The city would also use $8.3 million in revenue bonds to purchase the 400-space public parking garage, and that money would be paid back by parking revenue. The project would not raise any new taxes on Missoula citizens. However, since the project lies within an Urban Renewal District, all new property taxes generated by new development are diverted away from the city’s general fund and put back into the district for projects that the MRA board deems beneficial the public.

Behan said Mayor John Engen, the MRA, Hotel Fox Partners and the Checotas believe this will make the project more financially feasible for all parties.

"Because of the size, scope, and interdependence of the hotel and conference center, Hotel Fox Partners have always been looking for ways to increase use of the main large room of the conference center," Behan wrote. "That room’s focus on meeting and dining space as well as its being dividable into separate functions limits its use for many events such as music and other performances, trade shows, etc."

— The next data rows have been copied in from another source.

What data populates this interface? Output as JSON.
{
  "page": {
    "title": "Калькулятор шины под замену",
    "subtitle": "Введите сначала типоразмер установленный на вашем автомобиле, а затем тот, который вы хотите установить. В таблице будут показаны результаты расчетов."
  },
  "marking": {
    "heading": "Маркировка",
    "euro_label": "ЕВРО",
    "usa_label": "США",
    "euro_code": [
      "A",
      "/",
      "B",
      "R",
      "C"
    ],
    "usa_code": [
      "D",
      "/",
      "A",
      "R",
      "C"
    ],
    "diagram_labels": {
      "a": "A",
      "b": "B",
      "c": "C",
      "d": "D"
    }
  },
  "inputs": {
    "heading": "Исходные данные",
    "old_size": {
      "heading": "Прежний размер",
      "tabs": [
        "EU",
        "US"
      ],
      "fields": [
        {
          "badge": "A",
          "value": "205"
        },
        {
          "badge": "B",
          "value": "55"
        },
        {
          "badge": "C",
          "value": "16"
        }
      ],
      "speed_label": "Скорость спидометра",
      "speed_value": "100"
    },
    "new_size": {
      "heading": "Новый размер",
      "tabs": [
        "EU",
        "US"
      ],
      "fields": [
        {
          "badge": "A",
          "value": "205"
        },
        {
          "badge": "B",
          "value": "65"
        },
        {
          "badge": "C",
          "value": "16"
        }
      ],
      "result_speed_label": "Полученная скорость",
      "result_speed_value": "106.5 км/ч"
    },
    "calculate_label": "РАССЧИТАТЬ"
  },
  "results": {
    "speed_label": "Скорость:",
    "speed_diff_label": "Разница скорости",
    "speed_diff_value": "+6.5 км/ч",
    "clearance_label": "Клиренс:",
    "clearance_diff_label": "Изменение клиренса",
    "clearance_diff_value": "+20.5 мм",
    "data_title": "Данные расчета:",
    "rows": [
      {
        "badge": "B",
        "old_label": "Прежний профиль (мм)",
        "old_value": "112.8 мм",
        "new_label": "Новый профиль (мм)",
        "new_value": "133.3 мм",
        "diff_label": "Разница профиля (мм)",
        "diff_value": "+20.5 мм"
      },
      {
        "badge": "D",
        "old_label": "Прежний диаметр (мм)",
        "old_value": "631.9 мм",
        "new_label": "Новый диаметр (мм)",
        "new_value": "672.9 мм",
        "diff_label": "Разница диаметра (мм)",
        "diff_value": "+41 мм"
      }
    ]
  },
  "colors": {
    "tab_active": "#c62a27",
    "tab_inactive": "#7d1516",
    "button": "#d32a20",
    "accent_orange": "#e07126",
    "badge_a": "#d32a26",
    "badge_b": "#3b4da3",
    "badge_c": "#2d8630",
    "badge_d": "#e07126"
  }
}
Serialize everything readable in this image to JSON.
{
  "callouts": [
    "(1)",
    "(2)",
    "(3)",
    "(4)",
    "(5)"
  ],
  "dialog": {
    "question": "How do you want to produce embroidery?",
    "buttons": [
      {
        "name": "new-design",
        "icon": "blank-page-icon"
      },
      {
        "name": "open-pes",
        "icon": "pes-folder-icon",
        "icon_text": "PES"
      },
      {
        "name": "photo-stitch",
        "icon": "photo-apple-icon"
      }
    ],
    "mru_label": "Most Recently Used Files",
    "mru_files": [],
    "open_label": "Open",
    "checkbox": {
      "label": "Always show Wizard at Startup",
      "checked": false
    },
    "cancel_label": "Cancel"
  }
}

At the same time, Behan continued, Nick and Robin Checota have been searching for an urban location for an indoor venue to host larger events, but smaller than those that may be located at the city-owned Missoula Osprey stadium.

"Discussions between the two entities, MRA, and the Mayor’s Office has resulted in an amended deal that seems to be much more financially feasible, viable in the long term, and likely has even more economic impact to downtown and the entire community," Behan said.

Checota said he wouldn't bring in a national hotel chain to run the 180-room hotel like Hilton or Marriott.

"We want the hotel to have a design concept and guest experience that is representative of Missoula," Checota said. "Our team felt that the requirements of a national chain were too restrictive and did not afford the freedom to design and create a unique customer experience.”

He said the project will also include a wellness/fitness center.

He said he believes the Missoula market is definitely ready for a year-round event center of this size, and he said local hotels already "know the value" of having so many out-of-towners come for shows.

Matt Duguid, the lead designer for Paradigm Architecture in Missoula, designed the buildings.

The Missoula City Council will discuss the proposal at 2:10 p.m. on Wednesday, Oct. 16 at 140 W. Pine Street.